Segundo o plano apresentado, as marchas seriam passadas de acordo com a distâncias, na seguinte sequência:

   Primeira marcha - Até o boteco que fica na subida do morro que vai para a Divinéia, onde, hoje, é o Posto do Passalini. Parada para comemorar e depois retomar a instrução;

   Primeira e segunda marchas - Saindo do segundo boteco até o Bar do Bezerra ( Posto Rezende ), na rodovia Broinha-Bondinho. Outra parada. Caso tudo transcorresse bem, comemoração dobrada. Retomada da instrução;

   Primeira, segunda e terceira marchas - Saindo do Bar do Bezerra até o boteco localizado atrás da rodoviária, ao lado da casa do Jazin, junto à cabeceira da ponte. Trecho complicado, cheio de obstáculos, principalmente na re-entrada da rodovia, voltando para Calçado. Parada
obrigatória. Havendo necessidade de reforço na aprendizagem, poderia ser feito um segundo trajeto. De qualquer forma, comemoração tinha que haver, pela perícia do aprendiz em chegar até aquele ponto.

   Primeira, segunda e terceira marchas ( treino de reforço ) - Saindo do boteco atrás da rodoviária, contornaria a rodoviária, passaria na reta dos armazéns do Alair Borges, dobraria à direita e, todos rezando o Pai Nosso, tentaria subir a Ladeira da Dona Dulce, até o Bar do João Pôncio. Teste duríssimo. Em caso de sucesso, comemoração efusiva. Apredizagem quase concluida. Retomada da instrução.

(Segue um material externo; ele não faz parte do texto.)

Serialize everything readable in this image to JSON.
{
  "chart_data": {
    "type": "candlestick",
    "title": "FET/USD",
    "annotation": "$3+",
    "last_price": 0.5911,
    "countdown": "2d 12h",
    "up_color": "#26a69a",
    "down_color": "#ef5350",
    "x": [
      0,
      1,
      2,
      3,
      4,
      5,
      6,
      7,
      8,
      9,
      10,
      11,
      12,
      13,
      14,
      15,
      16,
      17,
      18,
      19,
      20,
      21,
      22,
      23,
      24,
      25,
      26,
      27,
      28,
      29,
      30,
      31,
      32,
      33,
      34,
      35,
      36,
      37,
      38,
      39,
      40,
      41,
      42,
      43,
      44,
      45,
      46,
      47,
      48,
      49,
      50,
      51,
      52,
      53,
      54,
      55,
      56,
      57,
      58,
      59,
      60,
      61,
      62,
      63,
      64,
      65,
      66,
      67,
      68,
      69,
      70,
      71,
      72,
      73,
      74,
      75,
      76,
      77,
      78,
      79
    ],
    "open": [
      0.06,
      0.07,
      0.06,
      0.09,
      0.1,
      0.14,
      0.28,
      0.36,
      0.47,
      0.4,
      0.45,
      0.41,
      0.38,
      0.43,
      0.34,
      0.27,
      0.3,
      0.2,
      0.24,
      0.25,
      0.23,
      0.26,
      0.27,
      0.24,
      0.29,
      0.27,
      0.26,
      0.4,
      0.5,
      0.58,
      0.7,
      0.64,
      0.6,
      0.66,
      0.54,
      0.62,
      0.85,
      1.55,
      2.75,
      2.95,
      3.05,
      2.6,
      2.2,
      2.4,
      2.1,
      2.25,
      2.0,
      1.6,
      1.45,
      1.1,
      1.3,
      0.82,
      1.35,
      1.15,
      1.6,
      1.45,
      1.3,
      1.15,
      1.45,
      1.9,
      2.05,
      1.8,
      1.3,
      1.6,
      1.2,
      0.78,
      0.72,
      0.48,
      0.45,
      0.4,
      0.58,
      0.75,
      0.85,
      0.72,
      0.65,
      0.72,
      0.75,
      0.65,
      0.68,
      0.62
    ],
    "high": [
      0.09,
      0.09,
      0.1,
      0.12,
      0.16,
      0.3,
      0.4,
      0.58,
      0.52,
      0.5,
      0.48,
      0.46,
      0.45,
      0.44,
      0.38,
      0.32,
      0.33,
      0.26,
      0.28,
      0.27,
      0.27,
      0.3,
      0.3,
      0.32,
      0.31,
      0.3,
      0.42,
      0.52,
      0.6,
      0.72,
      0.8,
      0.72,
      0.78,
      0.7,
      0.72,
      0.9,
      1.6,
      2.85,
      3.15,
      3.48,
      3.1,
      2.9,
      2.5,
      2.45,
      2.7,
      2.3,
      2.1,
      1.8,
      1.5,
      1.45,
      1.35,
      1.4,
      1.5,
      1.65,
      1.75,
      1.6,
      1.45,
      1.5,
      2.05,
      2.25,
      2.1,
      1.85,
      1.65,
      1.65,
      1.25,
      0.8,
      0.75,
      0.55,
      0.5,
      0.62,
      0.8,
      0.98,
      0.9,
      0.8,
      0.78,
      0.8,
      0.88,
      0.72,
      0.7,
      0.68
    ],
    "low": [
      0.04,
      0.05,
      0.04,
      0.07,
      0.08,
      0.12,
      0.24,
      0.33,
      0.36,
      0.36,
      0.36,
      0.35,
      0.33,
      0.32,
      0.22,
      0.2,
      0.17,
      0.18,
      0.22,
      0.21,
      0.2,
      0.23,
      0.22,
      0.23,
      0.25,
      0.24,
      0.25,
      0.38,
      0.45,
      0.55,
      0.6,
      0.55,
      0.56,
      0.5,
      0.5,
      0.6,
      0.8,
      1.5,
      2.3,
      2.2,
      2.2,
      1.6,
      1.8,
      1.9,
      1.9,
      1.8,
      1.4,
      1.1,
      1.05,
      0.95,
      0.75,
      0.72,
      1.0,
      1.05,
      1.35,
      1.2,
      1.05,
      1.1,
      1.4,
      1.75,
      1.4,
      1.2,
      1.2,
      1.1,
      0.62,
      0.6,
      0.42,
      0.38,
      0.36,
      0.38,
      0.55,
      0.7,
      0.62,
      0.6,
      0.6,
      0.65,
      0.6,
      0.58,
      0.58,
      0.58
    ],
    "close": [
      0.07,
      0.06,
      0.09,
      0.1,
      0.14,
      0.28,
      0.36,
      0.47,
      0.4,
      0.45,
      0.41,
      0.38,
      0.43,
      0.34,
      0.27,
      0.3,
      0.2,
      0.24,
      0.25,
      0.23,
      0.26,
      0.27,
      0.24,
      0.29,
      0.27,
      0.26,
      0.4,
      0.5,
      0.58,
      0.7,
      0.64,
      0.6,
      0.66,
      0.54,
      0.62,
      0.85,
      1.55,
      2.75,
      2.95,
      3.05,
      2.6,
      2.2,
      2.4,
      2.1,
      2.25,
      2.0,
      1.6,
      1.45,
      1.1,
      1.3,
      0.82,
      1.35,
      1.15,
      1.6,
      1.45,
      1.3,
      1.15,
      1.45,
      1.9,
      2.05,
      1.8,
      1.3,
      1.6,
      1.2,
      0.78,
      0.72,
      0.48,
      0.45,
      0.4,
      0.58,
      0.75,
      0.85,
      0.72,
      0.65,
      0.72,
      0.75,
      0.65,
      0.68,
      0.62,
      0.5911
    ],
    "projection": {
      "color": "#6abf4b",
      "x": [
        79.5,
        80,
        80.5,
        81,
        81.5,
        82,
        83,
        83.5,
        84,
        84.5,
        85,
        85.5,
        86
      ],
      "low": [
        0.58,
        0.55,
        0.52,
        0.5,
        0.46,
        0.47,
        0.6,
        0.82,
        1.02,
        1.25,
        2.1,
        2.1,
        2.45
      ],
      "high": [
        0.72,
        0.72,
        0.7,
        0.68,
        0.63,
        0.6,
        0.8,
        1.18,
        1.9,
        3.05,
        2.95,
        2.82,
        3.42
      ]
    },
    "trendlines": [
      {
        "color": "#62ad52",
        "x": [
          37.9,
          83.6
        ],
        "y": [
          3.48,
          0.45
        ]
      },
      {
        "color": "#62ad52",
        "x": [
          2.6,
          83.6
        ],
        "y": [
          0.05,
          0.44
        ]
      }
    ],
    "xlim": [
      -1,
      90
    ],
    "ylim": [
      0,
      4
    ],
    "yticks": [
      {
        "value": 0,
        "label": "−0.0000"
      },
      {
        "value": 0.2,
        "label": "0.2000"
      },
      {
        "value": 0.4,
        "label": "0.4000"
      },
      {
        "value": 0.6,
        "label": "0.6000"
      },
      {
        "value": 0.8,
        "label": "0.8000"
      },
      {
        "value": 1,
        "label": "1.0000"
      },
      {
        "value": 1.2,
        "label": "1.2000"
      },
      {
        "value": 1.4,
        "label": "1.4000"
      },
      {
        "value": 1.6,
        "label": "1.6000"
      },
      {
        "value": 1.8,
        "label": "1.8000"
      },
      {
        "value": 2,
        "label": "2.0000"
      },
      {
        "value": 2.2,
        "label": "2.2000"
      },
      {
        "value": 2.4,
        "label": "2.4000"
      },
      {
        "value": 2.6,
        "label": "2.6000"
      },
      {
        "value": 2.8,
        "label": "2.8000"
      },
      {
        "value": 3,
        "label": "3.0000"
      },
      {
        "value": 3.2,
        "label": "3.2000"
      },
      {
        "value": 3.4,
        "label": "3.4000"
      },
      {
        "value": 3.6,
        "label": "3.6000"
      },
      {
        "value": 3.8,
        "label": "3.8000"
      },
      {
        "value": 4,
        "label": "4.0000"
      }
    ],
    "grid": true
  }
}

   Primeira, segunda, terceira e quarta marchas ( instrução final de confirmação de aprendizagem ) - Saindo do Bar do João Pôncio, desce a Ladeira até a Rua 15, tomando rumo para chegar a Palmital. Havendo sucesso na empreitada, comemoração entusiástica. Mais um motorísta
na praça!

   Saragaia da conhecimento a todos do plano de instrução. Foi aprovado por 4 votos a favor e uma abstenção ( Alan ainda não tinha assimilado bem a utilização do seu fusquinha naquela empreitada ). Com uma expressão meio de angústia, meio de desespero, Alan entrega a chave do fusquinha para o Jiló. Já dono da situação, Jiló distribui os lugares no carro. No carona, Saragaia. No banco de trás, à direita Alan. À esquerda Coronel e no meio o Beto.

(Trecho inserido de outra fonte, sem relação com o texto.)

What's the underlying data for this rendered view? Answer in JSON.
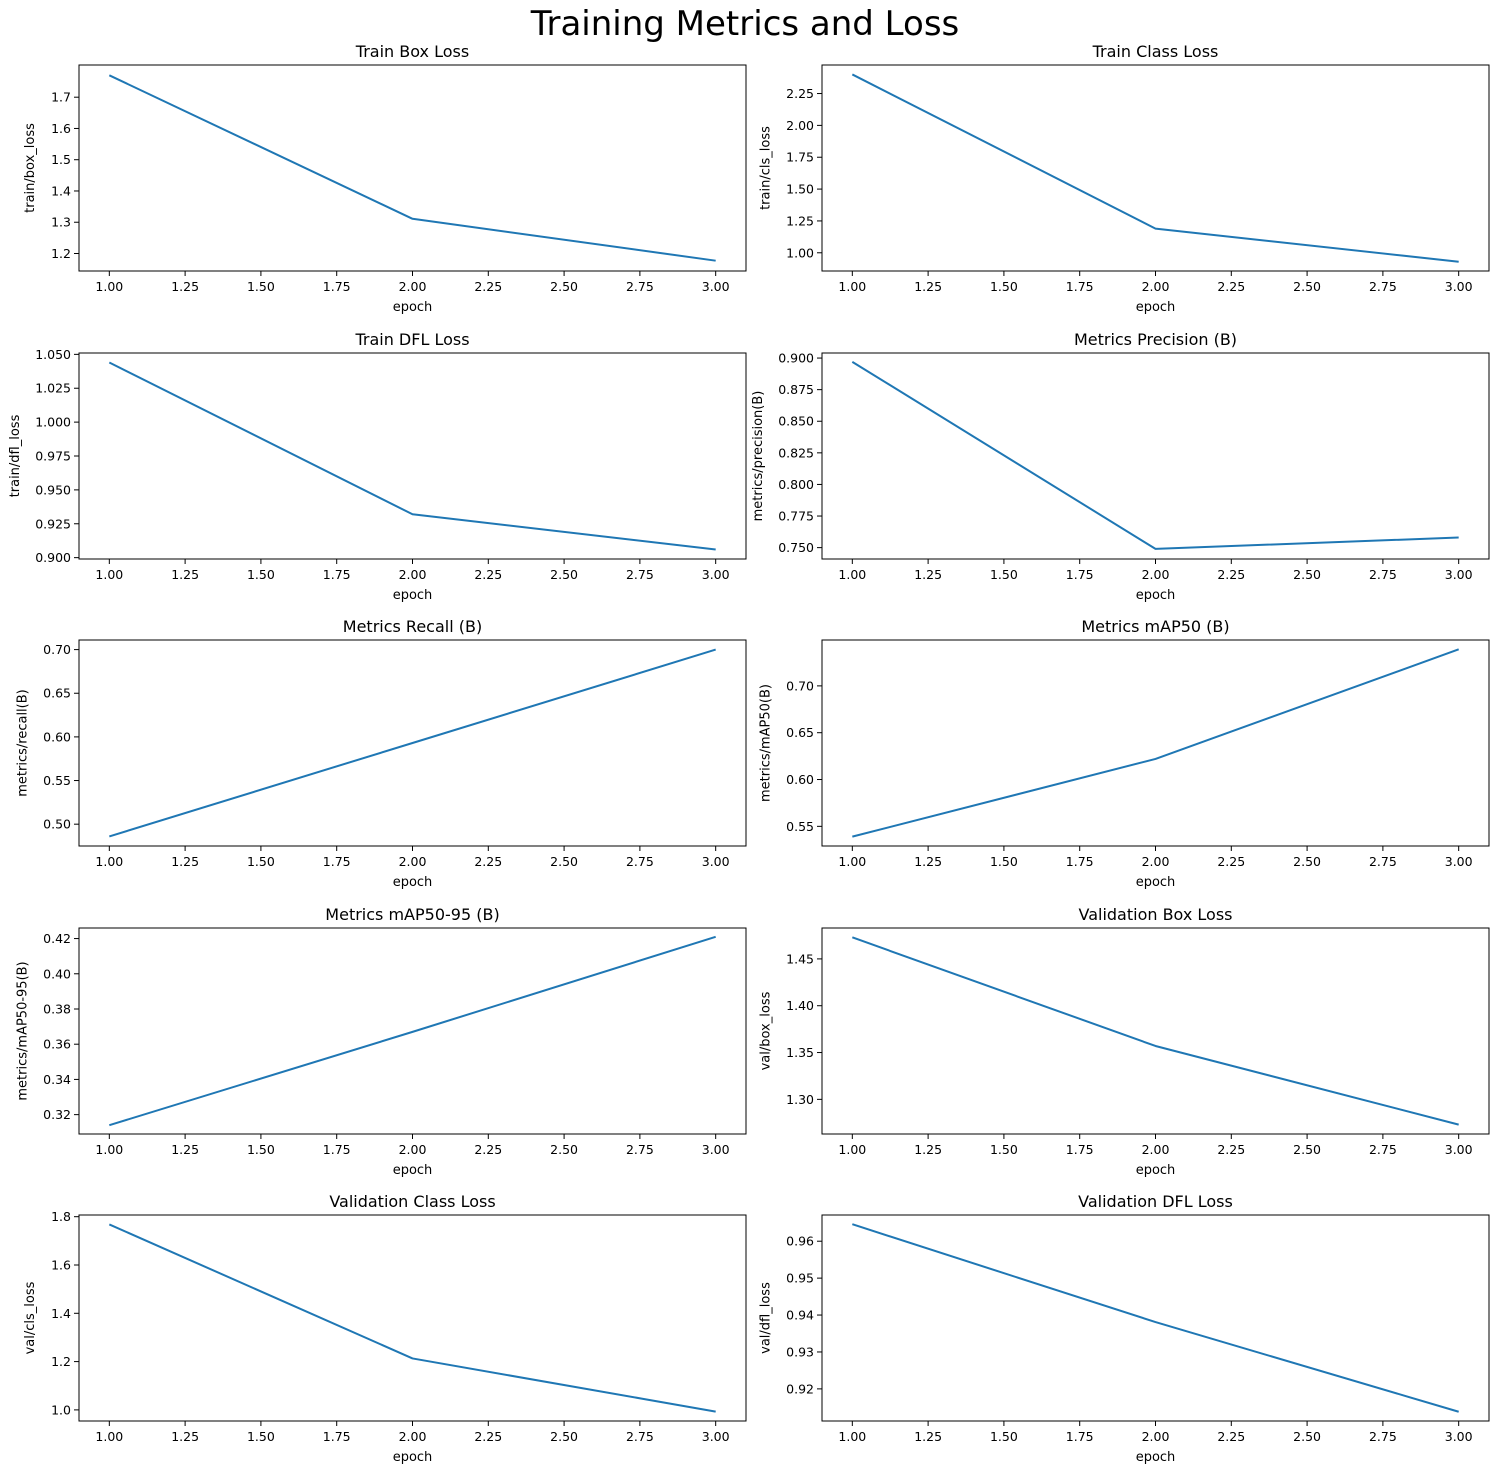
{
  "figure": {
    "title": "Training Metrics and Loss",
    "line_color": "#1f77b4"
  },
  "chart_data": [
    {
      "type": "line",
      "title": "Train Box Loss",
      "xlabel": "epoch",
      "ylabel": "train/box_loss",
      "x": [
        1,
        2,
        3
      ],
      "y": [
        1.77,
        1.311,
        1.177
      ],
      "xlim": [
        0.9,
        3.1
      ],
      "ylim": [
        1.144,
        1.803
      ],
      "xticks": [
        1.0,
        1.25,
        1.5,
        1.75,
        2.0,
        2.25,
        2.5,
        2.75,
        3.0
      ],
      "xtick_labels": [
        "1.00",
        "1.25",
        "1.50",
        "1.75",
        "2.00",
        "2.25",
        "2.50",
        "2.75",
        "3.00"
      ],
      "yticks": [
        1.2,
        1.3,
        1.4,
        1.5,
        1.6,
        1.7
      ],
      "ytick_labels": [
        "1.2",
        "1.3",
        "1.4",
        "1.5",
        "1.6",
        "1.7"
      ],
      "grid": false
    },
    {
      "type": "line",
      "title": "Train Class Loss",
      "xlabel": "epoch",
      "ylabel": "train/cls_loss",
      "x": [
        1,
        2,
        3
      ],
      "y": [
        2.4,
        1.19,
        0.93
      ],
      "xlim": [
        0.9,
        3.1
      ],
      "ylim": [
        0.857,
        2.474
      ],
      "xticks": [
        1.0,
        1.25,
        1.5,
        1.75,
        2.0,
        2.25,
        2.5,
        2.75,
        3.0
      ],
      "xtick_labels": [
        "1.00",
        "1.25",
        "1.50",
        "1.75",
        "2.00",
        "2.25",
        "2.50",
        "2.75",
        "3.00"
      ],
      "yticks": [
        1.0,
        1.25,
        1.5,
        1.75,
        2.0,
        2.25
      ],
      "ytick_labels": [
        "1.00",
        "1.25",
        "1.50",
        "1.75",
        "2.00",
        "2.25"
      ],
      "grid": false
    },
    {
      "type": "line",
      "title": "Train DFL Loss",
      "xlabel": "epoch",
      "ylabel": "train/dfl_loss",
      "x": [
        1,
        2,
        3
      ],
      "y": [
        1.044,
        0.932,
        0.906
      ],
      "xlim": [
        0.9,
        3.1
      ],
      "ylim": [
        0.899,
        1.051
      ],
      "xticks": [
        1.0,
        1.25,
        1.5,
        1.75,
        2.0,
        2.25,
        2.5,
        2.75,
        3.0
      ],
      "xtick_labels": [
        "1.00",
        "1.25",
        "1.50",
        "1.75",
        "2.00",
        "2.25",
        "2.50",
        "2.75",
        "3.00"
      ],
      "yticks": [
        0.9,
        0.925,
        0.95,
        0.975,
        1.0,
        1.025,
        1.05
      ],
      "ytick_labels": [
        "0.900",
        "0.925",
        "0.950",
        "0.975",
        "1.000",
        "1.025",
        "1.050"
      ],
      "grid": false
    },
    {
      "type": "line",
      "title": "Metrics Precision (B)",
      "xlabel": "epoch",
      "ylabel": "metrics/precision(B)",
      "x": [
        1,
        2,
        3
      ],
      "y": [
        0.897,
        0.749,
        0.758
      ],
      "xlim": [
        0.9,
        3.1
      ],
      "ylim": [
        0.741,
        0.904
      ],
      "xticks": [
        1.0,
        1.25,
        1.5,
        1.75,
        2.0,
        2.25,
        2.5,
        2.75,
        3.0
      ],
      "xtick_labels": [
        "1.00",
        "1.25",
        "1.50",
        "1.75",
        "2.00",
        "2.25",
        "2.50",
        "2.75",
        "3.00"
      ],
      "yticks": [
        0.75,
        0.775,
        0.8,
        0.825,
        0.85,
        0.875,
        0.9
      ],
      "ytick_labels": [
        "0.750",
        "0.775",
        "0.800",
        "0.825",
        "0.850",
        "0.875",
        "0.900"
      ],
      "grid": false
    },
    {
      "type": "line",
      "title": "Metrics Recall (B)",
      "xlabel": "epoch",
      "ylabel": "metrics/recall(B)",
      "x": [
        1,
        2,
        3
      ],
      "y": [
        0.486,
        0.593,
        0.7
      ],
      "xlim": [
        0.9,
        3.1
      ],
      "ylim": [
        0.475,
        0.711
      ],
      "xticks": [
        1.0,
        1.25,
        1.5,
        1.75,
        2.0,
        2.25,
        2.5,
        2.75,
        3.0
      ],
      "xtick_labels": [
        "1.00",
        "1.25",
        "1.50",
        "1.75",
        "2.00",
        "2.25",
        "2.50",
        "2.75",
        "3.00"
      ],
      "yticks": [
        0.5,
        0.55,
        0.6,
        0.65,
        0.7
      ],
      "ytick_labels": [
        "0.50",
        "0.55",
        "0.60",
        "0.65",
        "0.70"
      ],
      "grid": false
    },
    {
      "type": "line",
      "title": "Metrics mAP50 (B)",
      "xlabel": "epoch",
      "ylabel": "metrics/mAP50(B)",
      "x": [
        1,
        2,
        3
      ],
      "y": [
        0.539,
        0.622,
        0.739
      ],
      "xlim": [
        0.9,
        3.1
      ],
      "ylim": [
        0.529,
        0.749
      ],
      "xticks": [
        1.0,
        1.25,
        1.5,
        1.75,
        2.0,
        2.25,
        2.5,
        2.75,
        3.0
      ],
      "xtick_labels": [
        "1.00",
        "1.25",
        "1.50",
        "1.75",
        "2.00",
        "2.25",
        "2.50",
        "2.75",
        "3.00"
      ],
      "yticks": [
        0.55,
        0.6,
        0.65,
        0.7
      ],
      "ytick_labels": [
        "0.55",
        "0.60",
        "0.65",
        "0.70"
      ],
      "grid": false
    },
    {
      "type": "line",
      "title": "Metrics mAP50-95 (B)",
      "xlabel": "epoch",
      "ylabel": "metrics/mAP50-95(B)",
      "x": [
        1,
        2,
        3
      ],
      "y": [
        0.314,
        0.367,
        0.421
      ],
      "xlim": [
        0.9,
        3.1
      ],
      "ylim": [
        0.309,
        0.426
      ],
      "xticks": [
        1.0,
        1.25,
        1.5,
        1.75,
        2.0,
        2.25,
        2.5,
        2.75,
        3.0
      ],
      "xtick_labels": [
        "1.00",
        "1.25",
        "1.50",
        "1.75",
        "2.00",
        "2.25",
        "2.50",
        "2.75",
        "3.00"
      ],
      "yticks": [
        0.32,
        0.34,
        0.36,
        0.38,
        0.4,
        0.42
      ],
      "ytick_labels": [
        "0.32",
        "0.34",
        "0.36",
        "0.38",
        "0.40",
        "0.42"
      ],
      "grid": false
    },
    {
      "type": "line",
      "title": "Validation Box Loss",
      "xlabel": "epoch",
      "ylabel": "val/box_loss",
      "x": [
        1,
        2,
        3
      ],
      "y": [
        1.473,
        1.357,
        1.273
      ],
      "xlim": [
        0.9,
        3.1
      ],
      "ylim": [
        1.263,
        1.483
      ],
      "xticks": [
        1.0,
        1.25,
        1.5,
        1.75,
        2.0,
        2.25,
        2.5,
        2.75,
        3.0
      ],
      "xtick_labels": [
        "1.00",
        "1.25",
        "1.50",
        "1.75",
        "2.00",
        "2.25",
        "2.50",
        "2.75",
        "3.00"
      ],
      "yticks": [
        1.3,
        1.35,
        1.4,
        1.45
      ],
      "ytick_labels": [
        "1.30",
        "1.35",
        "1.40",
        "1.45"
      ],
      "grid": false
    },
    {
      "type": "line",
      "title": "Validation Class Loss",
      "xlabel": "epoch",
      "ylabel": "val/cls_loss",
      "x": [
        1,
        2,
        3
      ],
      "y": [
        1.768,
        1.213,
        0.993
      ],
      "xlim": [
        0.9,
        3.1
      ],
      "ylim": [
        0.954,
        1.807
      ],
      "xticks": [
        1.0,
        1.25,
        1.5,
        1.75,
        2.0,
        2.25,
        2.5,
        2.75,
        3.0
      ],
      "xtick_labels": [
        "1.00",
        "1.25",
        "1.50",
        "1.75",
        "2.00",
        "2.25",
        "2.50",
        "2.75",
        "3.00"
      ],
      "yticks": [
        1.0,
        1.2,
        1.4,
        1.6,
        1.8
      ],
      "ytick_labels": [
        "1.0",
        "1.2",
        "1.4",
        "1.6",
        "1.8"
      ],
      "grid": false
    },
    {
      "type": "line",
      "title": "Validation DFL Loss",
      "xlabel": "epoch",
      "ylabel": "val/dfl_loss",
      "x": [
        1,
        2,
        3
      ],
      "y": [
        0.9646,
        0.9381,
        0.9138
      ],
      "xlim": [
        0.9,
        3.1
      ],
      "ylim": [
        0.9113,
        0.9671
      ],
      "xticks": [
        1.0,
        1.25,
        1.5,
        1.75,
        2.0,
        2.25,
        2.5,
        2.75,
        3.0
      ],
      "xtick_labels": [
        "1.00",
        "1.25",
        "1.50",
        "1.75",
        "2.00",
        "2.25",
        "2.50",
        "2.75",
        "3.00"
      ],
      "yticks": [
        0.92,
        0.93,
        0.94,
        0.95,
        0.96
      ],
      "ytick_labels": [
        "0.92",
        "0.93",
        "0.94",
        "0.95",
        "0.96"
      ],
      "grid": false
    }
  ]
}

   Resumindo. Depois de uma tarde inteira de aprendizagem, chegam a Palmital. Jiló não se contém de alegria.
   - A primeira rodada é por minha conta ! Exclama Jiló, esfuziante.
   - A segunda, terceira e a quarta rodadas são por minha conta. Disse Alan, com uma expressão de alívio, pois seu fusquinha tinha chegado inteiro.Todos para o boteco. E tome comemoração.

   Fim da Festa de Palmital. Hora de retornar a Calçado. Todos os 5 passageiros do fusquinha se encontram no banco de trás.
   - Assim num dá, gente ! Tem que alguém ir dirigindo. Disse uma voz sonolenta e quase inaudível.
   - Só pode ser o Jiló. Ele acabou de tirar a carteira. Disse o Beto, que se encontrava encolhido sobre aquele pseudo bagageiro trazeiro do fusca.
   - Tá bão, mas todos vocês têm que sair do fusca. Disse o Jiló, que se encontrava deitado no fundo do fusca, entre os bancos dianteiro e traseiro.

   Restabelecida a ordem inicial da viagem, Jiló liga o carro. Passado uns cinco minutos, Alan pergunta p'ro Jiló por que o carro não estava andando.
   - Como ? Num tá vendo esse barranco na nossa frente. Pergunta o Jiló, cheio de razão.
   - Engata a ré, Jiló. Depoís faz tudo como te ensinei. Protestou o Saragaia, que emborcado na cadeira estava e emborcado ficou.
   - Mas isso cê num ensinou não, Saragaia ! Que que precisa fazer ? Implorou o Jiló.
   - Nada. Marcha à Ré é sorte. Afunda a marcha p'ra trás e acelera. Quando parar, faz o que já aprendeu. Disse o Saragaia em estado letárgico.
   - Catapumba ! O carro bateu numa árvore e amassou o para-choque traseiro todo.
   - Deu azar ! Exclama o Saragaia. Agora engata a primeira e vamos embora.

   Saragaia da por encerrada a instrução e cai no sono

   ATENÇÃO: Aos futuros aprendizes. Não tentem imitar o Jiló. Deu certo naquela vez porque o Protetor estava de plantão. Até hoje o Jiló não sabe dirigir.

   Obs: Livre narrativa para fato e personagens reais.